The judge said the owner of an Audi Q5, bought in 2013, had wanted compensation and a new car after finding out last year when the VW diesel scandal erupted it had software which allowed it to cheat emissions tests.
Courts in Spain have ruled in favor of Volkswagen in five previous cases related to the emissions scandal, and Wednesday’s sentence could open the door to a wave of new consumer lawsuits.
Spanish consumer organization OCU called for other people with affected cars in Spain to join more than 5,500 others in filing a class-action lawsuit against VW.
The Spanish court in the city of Valladolid said the fine imposed on Valladolid Wagen and Volkswagen Audi Espana was equivalent to 10 percent of the car’s value. The companies will also have to repair the car, the court said.

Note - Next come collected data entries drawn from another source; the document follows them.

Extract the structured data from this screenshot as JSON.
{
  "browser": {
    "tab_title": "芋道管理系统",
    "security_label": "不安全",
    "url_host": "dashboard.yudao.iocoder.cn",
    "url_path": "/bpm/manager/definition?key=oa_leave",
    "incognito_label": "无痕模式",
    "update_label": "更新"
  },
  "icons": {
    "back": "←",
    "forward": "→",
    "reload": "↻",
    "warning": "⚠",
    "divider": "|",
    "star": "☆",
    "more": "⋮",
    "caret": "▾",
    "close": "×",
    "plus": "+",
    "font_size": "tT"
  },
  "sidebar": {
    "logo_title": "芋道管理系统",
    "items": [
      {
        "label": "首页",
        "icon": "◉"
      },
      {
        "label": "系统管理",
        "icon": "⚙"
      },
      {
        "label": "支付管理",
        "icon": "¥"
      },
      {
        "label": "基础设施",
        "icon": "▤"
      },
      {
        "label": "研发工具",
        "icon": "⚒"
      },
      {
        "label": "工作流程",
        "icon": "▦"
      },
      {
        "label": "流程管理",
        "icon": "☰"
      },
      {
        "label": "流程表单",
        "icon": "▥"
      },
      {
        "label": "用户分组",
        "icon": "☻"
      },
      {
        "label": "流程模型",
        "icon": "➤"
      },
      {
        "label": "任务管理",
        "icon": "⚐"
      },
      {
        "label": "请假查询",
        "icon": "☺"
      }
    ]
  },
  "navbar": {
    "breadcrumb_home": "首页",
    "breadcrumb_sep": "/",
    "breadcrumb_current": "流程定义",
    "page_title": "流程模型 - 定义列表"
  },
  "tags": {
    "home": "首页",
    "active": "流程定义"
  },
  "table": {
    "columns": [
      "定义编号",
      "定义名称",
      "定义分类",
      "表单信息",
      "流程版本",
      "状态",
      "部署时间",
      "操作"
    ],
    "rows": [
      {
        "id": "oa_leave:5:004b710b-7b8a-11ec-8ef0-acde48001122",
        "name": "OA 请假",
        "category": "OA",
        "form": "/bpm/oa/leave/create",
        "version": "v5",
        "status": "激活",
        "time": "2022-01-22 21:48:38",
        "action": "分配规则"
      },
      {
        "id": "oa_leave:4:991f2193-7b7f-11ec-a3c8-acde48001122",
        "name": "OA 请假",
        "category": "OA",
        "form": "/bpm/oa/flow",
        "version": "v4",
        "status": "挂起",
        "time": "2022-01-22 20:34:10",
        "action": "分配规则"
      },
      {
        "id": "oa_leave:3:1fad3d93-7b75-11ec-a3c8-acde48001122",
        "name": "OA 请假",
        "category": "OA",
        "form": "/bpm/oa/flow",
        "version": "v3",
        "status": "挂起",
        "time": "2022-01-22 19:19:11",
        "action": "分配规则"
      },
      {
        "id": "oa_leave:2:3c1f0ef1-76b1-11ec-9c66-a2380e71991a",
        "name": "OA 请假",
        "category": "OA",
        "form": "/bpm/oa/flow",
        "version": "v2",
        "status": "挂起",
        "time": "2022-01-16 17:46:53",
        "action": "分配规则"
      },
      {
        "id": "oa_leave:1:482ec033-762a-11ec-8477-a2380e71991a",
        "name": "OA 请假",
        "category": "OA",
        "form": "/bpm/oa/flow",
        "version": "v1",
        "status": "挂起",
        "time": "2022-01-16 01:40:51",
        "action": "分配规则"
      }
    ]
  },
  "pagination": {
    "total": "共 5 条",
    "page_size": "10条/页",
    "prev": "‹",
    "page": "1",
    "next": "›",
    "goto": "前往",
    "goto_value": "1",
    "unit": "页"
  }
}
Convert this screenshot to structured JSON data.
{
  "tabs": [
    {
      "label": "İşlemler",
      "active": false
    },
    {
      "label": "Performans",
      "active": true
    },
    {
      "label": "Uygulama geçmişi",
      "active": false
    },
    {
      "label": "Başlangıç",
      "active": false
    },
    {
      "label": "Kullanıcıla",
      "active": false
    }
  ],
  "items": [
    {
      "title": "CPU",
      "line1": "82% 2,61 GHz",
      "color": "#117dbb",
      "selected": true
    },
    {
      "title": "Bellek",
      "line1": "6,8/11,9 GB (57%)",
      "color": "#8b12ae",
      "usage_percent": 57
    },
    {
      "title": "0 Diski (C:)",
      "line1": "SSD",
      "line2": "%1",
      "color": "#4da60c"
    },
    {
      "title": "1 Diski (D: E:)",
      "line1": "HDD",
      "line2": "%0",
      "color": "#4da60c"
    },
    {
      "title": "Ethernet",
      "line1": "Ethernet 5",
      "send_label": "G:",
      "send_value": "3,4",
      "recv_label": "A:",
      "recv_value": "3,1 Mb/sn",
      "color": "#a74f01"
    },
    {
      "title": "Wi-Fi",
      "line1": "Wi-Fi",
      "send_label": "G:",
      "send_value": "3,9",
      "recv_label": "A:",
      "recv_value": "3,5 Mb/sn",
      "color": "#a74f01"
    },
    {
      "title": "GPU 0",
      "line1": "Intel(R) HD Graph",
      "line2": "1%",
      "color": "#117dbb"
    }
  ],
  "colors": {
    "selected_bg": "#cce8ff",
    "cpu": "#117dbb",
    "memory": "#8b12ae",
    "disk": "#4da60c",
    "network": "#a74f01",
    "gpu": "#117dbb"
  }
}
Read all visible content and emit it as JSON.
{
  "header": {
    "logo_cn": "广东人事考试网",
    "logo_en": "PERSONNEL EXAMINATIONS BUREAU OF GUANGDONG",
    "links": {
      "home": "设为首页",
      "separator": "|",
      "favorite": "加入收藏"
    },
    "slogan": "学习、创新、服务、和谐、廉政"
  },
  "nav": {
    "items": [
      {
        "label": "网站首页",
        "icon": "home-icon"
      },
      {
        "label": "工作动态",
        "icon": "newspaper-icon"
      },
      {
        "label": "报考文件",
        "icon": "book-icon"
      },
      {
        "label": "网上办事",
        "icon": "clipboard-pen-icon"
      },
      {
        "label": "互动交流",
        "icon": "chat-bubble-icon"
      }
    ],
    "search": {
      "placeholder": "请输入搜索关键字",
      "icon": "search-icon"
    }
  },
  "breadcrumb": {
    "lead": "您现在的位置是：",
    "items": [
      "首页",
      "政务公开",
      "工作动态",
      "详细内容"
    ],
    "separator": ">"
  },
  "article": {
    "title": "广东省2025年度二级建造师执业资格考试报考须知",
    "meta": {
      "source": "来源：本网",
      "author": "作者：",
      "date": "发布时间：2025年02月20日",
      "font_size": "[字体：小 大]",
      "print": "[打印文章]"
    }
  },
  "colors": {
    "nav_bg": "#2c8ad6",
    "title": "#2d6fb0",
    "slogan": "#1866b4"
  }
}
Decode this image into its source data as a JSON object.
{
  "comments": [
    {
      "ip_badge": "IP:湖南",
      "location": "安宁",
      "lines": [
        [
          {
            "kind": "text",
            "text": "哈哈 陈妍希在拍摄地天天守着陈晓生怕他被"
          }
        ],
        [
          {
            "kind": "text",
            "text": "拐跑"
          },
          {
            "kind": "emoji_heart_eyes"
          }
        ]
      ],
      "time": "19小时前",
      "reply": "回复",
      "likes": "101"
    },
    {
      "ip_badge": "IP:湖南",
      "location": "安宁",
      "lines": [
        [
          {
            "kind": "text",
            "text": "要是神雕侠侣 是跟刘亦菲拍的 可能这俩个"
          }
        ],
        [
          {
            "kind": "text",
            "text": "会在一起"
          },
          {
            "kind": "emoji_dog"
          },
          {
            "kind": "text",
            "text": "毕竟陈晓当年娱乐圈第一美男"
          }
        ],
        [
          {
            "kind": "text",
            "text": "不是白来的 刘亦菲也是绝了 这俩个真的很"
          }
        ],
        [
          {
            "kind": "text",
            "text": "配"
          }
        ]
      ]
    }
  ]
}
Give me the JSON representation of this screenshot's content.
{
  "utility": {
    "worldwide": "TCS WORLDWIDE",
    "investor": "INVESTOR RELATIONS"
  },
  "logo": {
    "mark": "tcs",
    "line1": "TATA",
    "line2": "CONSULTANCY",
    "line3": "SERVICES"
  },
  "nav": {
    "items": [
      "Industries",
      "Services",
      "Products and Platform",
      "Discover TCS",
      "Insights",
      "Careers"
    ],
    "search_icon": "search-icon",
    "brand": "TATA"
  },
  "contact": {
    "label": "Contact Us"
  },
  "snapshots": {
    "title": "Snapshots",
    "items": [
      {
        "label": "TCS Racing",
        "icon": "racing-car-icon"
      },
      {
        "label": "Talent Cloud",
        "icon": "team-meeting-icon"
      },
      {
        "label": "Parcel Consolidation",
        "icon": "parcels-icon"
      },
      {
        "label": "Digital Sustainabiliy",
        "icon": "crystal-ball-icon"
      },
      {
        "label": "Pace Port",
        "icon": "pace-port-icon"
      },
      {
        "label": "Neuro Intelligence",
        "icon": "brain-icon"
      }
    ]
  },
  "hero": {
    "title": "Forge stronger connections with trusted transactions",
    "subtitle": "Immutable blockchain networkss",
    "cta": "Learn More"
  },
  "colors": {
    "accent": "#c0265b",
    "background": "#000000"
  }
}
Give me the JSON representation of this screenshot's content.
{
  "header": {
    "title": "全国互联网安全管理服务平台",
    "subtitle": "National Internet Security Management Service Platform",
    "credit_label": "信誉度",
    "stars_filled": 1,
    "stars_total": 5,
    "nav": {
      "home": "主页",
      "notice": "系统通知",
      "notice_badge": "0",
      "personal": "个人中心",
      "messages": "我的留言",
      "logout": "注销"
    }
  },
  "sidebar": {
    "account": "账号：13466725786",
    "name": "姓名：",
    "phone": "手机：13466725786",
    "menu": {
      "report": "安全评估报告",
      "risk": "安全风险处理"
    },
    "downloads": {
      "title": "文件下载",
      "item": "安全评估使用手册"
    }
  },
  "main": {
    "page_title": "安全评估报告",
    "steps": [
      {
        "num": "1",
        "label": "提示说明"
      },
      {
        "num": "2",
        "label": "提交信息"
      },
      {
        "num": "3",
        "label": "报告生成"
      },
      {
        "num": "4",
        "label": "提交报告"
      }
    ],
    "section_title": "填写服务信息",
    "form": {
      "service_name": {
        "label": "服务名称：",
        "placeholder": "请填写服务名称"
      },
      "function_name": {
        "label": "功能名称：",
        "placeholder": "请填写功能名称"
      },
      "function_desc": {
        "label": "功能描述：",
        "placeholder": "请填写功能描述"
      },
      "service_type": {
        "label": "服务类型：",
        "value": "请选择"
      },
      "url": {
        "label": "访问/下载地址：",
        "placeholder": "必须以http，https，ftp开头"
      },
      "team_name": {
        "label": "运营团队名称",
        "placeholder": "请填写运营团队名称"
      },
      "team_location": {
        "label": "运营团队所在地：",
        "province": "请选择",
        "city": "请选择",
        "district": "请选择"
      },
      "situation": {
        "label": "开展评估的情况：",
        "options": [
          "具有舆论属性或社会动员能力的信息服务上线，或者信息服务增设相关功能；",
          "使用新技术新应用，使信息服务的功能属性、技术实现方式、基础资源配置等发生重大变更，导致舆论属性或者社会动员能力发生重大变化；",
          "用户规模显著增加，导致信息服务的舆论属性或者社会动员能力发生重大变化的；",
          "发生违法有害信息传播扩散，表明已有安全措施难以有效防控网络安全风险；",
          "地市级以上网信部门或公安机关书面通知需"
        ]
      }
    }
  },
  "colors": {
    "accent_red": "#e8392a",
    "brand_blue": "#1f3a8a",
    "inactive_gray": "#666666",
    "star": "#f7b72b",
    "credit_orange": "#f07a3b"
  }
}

VW admitted in September 2015 to installing secret software in its diesel cars to improve their test performance. Since then, the company has been hit with enormous fines worldwide, and on Tuesday a U.S. judge approved a $14.7 billion settlement between the carmaker and U.S. regulators.
A source at Volkswagen Audi Espana said the company would appeal the ruling.
Spain’s High Court said in October last year it had begun an investigation into VW cars in Spain.